LA COUR CONSTITUTIONNELLE DISSOUT LE GOUVERNEMENT ET L’ASSEMBLÉE D’ALI BONGO

Révolution au Gabon! La Cour constitutionnelle a décidé de dissoudre l’Assemblée et de faire démissionner le gouvernement sous le motif que la date limite pour organiser les élections législatives n’a pas été respectée. Les autorités gabonaises avaient jusqu’au lundi 30 avril. Et la décision est tombée pile poil, sans temps additionnel ni prolongation : dehors! Votre parcours s’arrête en quart comme le Barça! Prenez le car pour aller retrouver votre chef du gouvernement catalan ! Les ministres et députés sont envoyés à aller continuer leurs jeux dans la cour de récréation et regarder le match du Real ce mardi soir devant leur télé! Aujourd’hui c’est la fête du travail des vrais joueurs . Chômeurs du gouvernement et du parlement avec leur capitaine Ali Bongo, coéquipier de Lionel Messi dans les tribunes, en attendant un match de repêchage!

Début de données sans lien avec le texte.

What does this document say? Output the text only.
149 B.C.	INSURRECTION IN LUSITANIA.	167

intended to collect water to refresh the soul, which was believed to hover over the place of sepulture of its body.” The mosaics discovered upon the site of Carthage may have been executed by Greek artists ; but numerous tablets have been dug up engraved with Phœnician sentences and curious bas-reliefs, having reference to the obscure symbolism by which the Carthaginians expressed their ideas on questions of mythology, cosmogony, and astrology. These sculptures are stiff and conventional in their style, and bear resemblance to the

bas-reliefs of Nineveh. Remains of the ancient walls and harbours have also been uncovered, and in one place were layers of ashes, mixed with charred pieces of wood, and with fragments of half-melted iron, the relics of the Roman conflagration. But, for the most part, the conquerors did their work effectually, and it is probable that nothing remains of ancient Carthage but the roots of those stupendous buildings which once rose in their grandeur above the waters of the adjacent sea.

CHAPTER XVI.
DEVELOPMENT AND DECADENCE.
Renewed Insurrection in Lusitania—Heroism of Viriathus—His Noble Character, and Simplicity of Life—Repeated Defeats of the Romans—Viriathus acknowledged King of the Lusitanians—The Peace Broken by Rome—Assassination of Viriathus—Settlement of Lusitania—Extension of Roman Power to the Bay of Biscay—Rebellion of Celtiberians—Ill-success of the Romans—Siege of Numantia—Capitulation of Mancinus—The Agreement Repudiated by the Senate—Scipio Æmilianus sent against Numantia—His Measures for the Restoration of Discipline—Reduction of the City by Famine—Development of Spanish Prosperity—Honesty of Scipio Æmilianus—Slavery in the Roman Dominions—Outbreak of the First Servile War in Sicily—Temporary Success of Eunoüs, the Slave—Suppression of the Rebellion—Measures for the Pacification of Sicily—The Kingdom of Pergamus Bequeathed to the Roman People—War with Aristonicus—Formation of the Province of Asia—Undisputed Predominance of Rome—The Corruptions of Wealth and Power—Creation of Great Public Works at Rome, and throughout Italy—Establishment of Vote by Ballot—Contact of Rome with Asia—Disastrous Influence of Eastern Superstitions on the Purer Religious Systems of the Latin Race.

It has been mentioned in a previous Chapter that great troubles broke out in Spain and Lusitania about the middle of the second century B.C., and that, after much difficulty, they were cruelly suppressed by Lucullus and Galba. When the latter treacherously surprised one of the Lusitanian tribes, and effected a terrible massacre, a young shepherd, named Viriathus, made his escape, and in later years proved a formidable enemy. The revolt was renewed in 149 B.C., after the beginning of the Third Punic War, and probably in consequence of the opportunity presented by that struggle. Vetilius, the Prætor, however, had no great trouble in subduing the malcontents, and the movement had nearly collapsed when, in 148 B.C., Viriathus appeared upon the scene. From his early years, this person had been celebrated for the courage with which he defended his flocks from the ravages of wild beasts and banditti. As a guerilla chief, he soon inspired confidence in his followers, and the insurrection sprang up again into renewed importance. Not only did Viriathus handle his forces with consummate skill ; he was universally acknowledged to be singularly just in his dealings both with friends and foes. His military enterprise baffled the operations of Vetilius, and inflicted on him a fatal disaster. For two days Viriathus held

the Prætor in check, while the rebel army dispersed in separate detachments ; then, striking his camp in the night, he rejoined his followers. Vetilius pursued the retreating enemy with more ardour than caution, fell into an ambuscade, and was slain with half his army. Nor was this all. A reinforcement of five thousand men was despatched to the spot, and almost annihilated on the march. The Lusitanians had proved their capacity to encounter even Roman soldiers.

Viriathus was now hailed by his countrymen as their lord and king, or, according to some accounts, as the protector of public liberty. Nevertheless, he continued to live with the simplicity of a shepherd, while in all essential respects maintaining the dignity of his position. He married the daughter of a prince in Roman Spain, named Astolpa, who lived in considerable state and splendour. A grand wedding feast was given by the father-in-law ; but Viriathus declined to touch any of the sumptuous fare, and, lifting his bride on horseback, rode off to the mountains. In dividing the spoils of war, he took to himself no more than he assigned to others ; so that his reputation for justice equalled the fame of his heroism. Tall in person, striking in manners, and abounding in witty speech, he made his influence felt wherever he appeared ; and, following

Pour la première fois de l’histoire, la Cour constitutionnelle du Gabon frappe le coup de poing sur la table. Elle qui était le wagon de la locomotive des Bongo, renverse maintenant son gouvernement et fonce droit sur le Parlement. C’est un grave accident qui va provoquer plusieurs morts dans le camp du régime. C’est une vraie crise puisqu’ Ali Bongo est sommé de nommer un gouvernement de transition, lequel devrait aussi démissionner après l’organisation des élections législatives. L’opposition gabonaise qui a bousculé la Cour constitutionnelle après qu’elle ait validée l’élection contestée d’Ali Bongo, salue la décision par la voix de son porte-parole David Mabinga. Ali Bongo est affaibli. Même s’il peut nommer un autre gouvernement, il ne peut pas le faire avec les députés et risque de perdre la majorité dans la prochaine assemblée.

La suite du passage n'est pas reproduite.